La directora del Centro Especializado en Prevención y Rehabilitación de las Adicciones y miembro del Comité Técnico Interinstitucional sobre Alcohol (CTISA), Verónica Lozano Morales, señaló que el aumento en el consumo de alcohol en diciembre tiene un costo elevado para la población. Estudios hospitalarios, explicó, documentan que alrededor del 30% de las personas atendidas por lesiones en servicios de urgencias habían ingerido alcohol en las horas previas al evento, lo que duplica el riesgo de sufrir lesiones graves que requieren hospitalización.

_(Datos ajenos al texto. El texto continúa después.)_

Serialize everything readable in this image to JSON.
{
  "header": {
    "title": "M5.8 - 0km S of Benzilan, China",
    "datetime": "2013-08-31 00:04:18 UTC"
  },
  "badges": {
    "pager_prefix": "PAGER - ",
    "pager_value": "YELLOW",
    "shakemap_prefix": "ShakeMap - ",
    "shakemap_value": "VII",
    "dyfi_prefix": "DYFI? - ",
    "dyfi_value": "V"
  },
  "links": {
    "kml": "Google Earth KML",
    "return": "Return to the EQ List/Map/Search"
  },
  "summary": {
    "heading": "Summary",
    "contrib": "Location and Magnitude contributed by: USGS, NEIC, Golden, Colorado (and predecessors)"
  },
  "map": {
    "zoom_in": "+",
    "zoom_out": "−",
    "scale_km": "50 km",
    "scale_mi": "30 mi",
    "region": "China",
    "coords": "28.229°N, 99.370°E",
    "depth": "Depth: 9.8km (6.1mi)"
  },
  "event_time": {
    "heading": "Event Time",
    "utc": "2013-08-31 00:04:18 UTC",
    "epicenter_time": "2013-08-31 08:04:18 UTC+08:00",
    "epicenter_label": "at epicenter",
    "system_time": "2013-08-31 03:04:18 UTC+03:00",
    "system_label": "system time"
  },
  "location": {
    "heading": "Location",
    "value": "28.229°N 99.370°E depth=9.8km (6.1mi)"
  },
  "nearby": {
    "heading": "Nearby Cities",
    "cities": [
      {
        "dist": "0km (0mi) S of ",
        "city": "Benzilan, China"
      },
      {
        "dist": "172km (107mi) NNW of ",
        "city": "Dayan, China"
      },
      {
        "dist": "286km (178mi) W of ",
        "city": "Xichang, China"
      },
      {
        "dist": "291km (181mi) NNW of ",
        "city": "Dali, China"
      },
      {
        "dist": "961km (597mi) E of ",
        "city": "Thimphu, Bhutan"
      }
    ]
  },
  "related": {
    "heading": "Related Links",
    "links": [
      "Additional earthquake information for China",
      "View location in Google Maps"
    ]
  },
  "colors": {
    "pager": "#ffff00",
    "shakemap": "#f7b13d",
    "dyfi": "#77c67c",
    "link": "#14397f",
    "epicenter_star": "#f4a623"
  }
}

Asimismo, diversos estudios indican que una proporción significativa de traumatismos y hechos violentos atendidos en unidades de salud ocurre durante fines de semana, noches y periodos festivos, cuando el consumo de alcohol se incrementa.
El alcohol representa un grave problema de salud pública en México. Tan solo en 2022 se estimaron cerca de 210 mil nuevos casos de enfermedades atribuibles a su consumo y 41 mil muertes asociadas, lo que equivale a 112 defunciones diarias. Entre las principales afecciones relacionadas se encuentran la cirrosis hepática, pancreatitis, alcoholismo, diversos tipos de cáncer y daño neurológico. De acuerdo con datos del INEGI, seis de las diez principales causas de muerte en el país están vinculadas al consumo de alcohol.
Ante este panorama, la Red de Acción sobre Alcohol (RASA) acusó omisiones del Estado mexicano en la implementación de las estrategias más costo-efectivas recomendadas por organismos internacionales para reducir estos daños. La organización exhortó a la presidenta Claudia Sheinbaum Pardo a impulsar una política nacional y fiscal integral que incremente los impuestos al alcohol, regule de forma efectiva su disponibilidad y restrinja la publicidad, promoción y patrocinio de estas bebidas, además de incorporar advertencias sanitarias, incluido el riesgo de cáncer, en los envases.
Luis Alonso Robledo, integrante de la RASA, afirmó que, pese a la evidencia disponible, el gobierno ha sido omiso frente a un problema que afecta a toda la población. Señaló que el aumento en la ingesta de alcohol se asocia con más accidentes viales, violencia, intoxicaciones agudas y complicaciones de enfermedades crónicas, además de impactos en la salud mental y la convivencia familiar.
La red subrayó que el alcohol no es indispensable para celebrar y que las políticas públicas pueden disminuir e incluso prevenir su consumo, evitar daños graves y salvar vidas, particularmente en una temporada donde la responsabilidad social resulta clave. Experiencias internacionales, recordaron, muestran que la aplicación de estas medidas reduce el consumo, mejora los indicadores de salud y genera mayores recursos para el Estado.